After upgrading to v0.28.0, a bunch of my binary files are now being checked
Closed this issue · 3 comments
This appears to be due to 4af9b52, which changed the binary?
heuristic.
Now a lot (most?) of the images in our repository are not being treated as "binary". I hacked the code a bit to print out the percentage unicode its finding (greater than 0.30
means it is treated as binary):
WcaOnRails/public/images/murciaopen2008.jpg
((s.size - s.grep(" ".."~").size) / s.size.to_f) = 0.158203125
WcaOnRails/public/images/netherlands2007.jpg
((s.size - s.grep(" ".."~").size) / s.size.to_f) = 0.150146484375
WcaOnRails/public/images/organizations/Cube_FA_RGB_pos.png
((s.size - s.grep(" ".."~").size) / s.size.to_f) = 0.149658203125
WcaOnRails/public/images/organizations/abcm.png
((s.size - s.grep(" ".."~").size) / s.size.to_f) = 0.173095703125
WcaOnRails/public/images/organizations/aca.jpg
((s.size - s.grep(" ".."~").size) / s.size.to_f) = 0.2041015625
WcaOnRails/public/images/organizations/canada_cubing.jpg
((s.size - s.grep(" ".."~").size) / s.size.to_f) = 0.18212890625
WcaOnRails/public/images/organizations/cubing_china.png
((s.size - s.grep(" ".."~").size) / s.size.to_f) = 0.137451171875
WcaOnRails/public/images/organizations/cubing_italy.png
((s.size - s.grep(" ".."~").size) / s.size.to_f) = 0.171142578125
WcaOnRails/public/images/organizations/cubing_usa.svg
((s.size - s.grep(" ".."~").size) / s.size.to_f) = 0.028564453125
WcaOnRails/public/images/organizations/cubingtr.png
((s.size - s.grep(" ".."~").size) / s.size.to_f) = 0.186279296875
WcaOnRails/public/images/organizations/estonian_open.png
((s.size - s.grep(" ".."~").size) / s.size.to_f) = 0.149658203125
WcaOnRails/public/images/organizations/france.svg
((s.size - s.grep(" ".."~").size) / s.size.to_f) = 0.02587890625
WcaOnRails/public/images/organizations/hong-kong.png
((s.size - s.grep(" ".."~").size) / s.size.to_f) = 0.144775390625
WcaOnRails/public/images/organizations/jrca.jpg
((s.size - s.grep(" ".."~").size) / s.size.to_f) = 0.32861328125
WcaOnRails/public/images/organizations/korea.png
((s.size - s.grep(" ".."~").size) / s.size.to_f) = 0.1474609375
WcaOnRails/public/images/organizations/nsa.jpg
((s.size - s.grep(" ".."~").size) / s.size.to_f) = 0.183837890625
WcaOnRails/public/images/organizations/philippines.jpg
((s.size - s.grep(" ".."~").size) / s.size.to_f) = 0.32958984375
As you can see above, most of these images are coming out to below 0.30
, which means they end up getting checked by my precommit.rb
script. If you're curious about the specific images, you can find them here.

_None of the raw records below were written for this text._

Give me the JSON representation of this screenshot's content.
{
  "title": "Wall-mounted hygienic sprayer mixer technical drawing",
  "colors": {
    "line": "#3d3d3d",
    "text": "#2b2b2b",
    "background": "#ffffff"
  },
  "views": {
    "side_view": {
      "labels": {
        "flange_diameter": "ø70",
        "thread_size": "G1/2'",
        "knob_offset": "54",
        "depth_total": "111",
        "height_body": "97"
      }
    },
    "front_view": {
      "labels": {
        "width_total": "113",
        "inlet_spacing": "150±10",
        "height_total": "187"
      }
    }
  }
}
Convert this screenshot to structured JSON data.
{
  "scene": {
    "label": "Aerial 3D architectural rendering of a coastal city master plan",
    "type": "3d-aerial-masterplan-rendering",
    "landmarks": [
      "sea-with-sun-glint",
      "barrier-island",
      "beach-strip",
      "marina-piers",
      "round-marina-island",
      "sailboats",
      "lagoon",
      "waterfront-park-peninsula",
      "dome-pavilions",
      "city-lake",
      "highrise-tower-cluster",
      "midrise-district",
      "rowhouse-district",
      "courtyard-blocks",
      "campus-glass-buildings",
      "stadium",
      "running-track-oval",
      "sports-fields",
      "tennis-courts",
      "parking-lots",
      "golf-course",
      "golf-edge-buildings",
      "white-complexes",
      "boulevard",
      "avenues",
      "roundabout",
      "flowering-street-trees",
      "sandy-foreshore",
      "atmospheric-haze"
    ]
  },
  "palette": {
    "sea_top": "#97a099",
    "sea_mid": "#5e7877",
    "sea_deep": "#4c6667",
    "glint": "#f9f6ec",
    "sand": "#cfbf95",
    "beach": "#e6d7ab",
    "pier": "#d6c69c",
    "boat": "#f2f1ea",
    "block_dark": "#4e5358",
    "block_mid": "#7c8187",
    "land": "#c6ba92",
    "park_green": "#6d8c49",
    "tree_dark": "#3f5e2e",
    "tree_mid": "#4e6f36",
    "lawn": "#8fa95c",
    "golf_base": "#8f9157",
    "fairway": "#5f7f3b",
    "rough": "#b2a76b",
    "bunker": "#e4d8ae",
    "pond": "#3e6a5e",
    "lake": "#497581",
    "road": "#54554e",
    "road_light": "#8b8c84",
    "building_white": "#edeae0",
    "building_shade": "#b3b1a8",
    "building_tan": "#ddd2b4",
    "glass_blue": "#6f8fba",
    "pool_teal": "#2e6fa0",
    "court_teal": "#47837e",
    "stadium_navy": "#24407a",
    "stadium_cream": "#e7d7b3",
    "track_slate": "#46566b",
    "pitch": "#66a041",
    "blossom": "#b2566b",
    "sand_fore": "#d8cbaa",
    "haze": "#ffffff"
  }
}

For now, I plan to work around this by explicitly stating the extensions of our binary files in our .pre_commit.ignore
file.
Hmm... that is unfortunate. I'm merely trying to get a "best guess" implementation here based on the code in the ptools
repo https://github.com/djberg96/ptools/blob/b654c4b2cf9e30e3f1a5869afe88023513d1b0ab/lib/ptools.rb#L90
If this is problematic, I can probably revert the change that introduced this issue. After all, we're swapping one "guess" for another "guess". ¯\_(ツ)_/¯
You're totally right, it's a guess either way =) I'm definitely okay with us explicitly having to state what kind (extensions) of files in our repo need to be checked.
Released v0.32.0
which contains the original binary file check.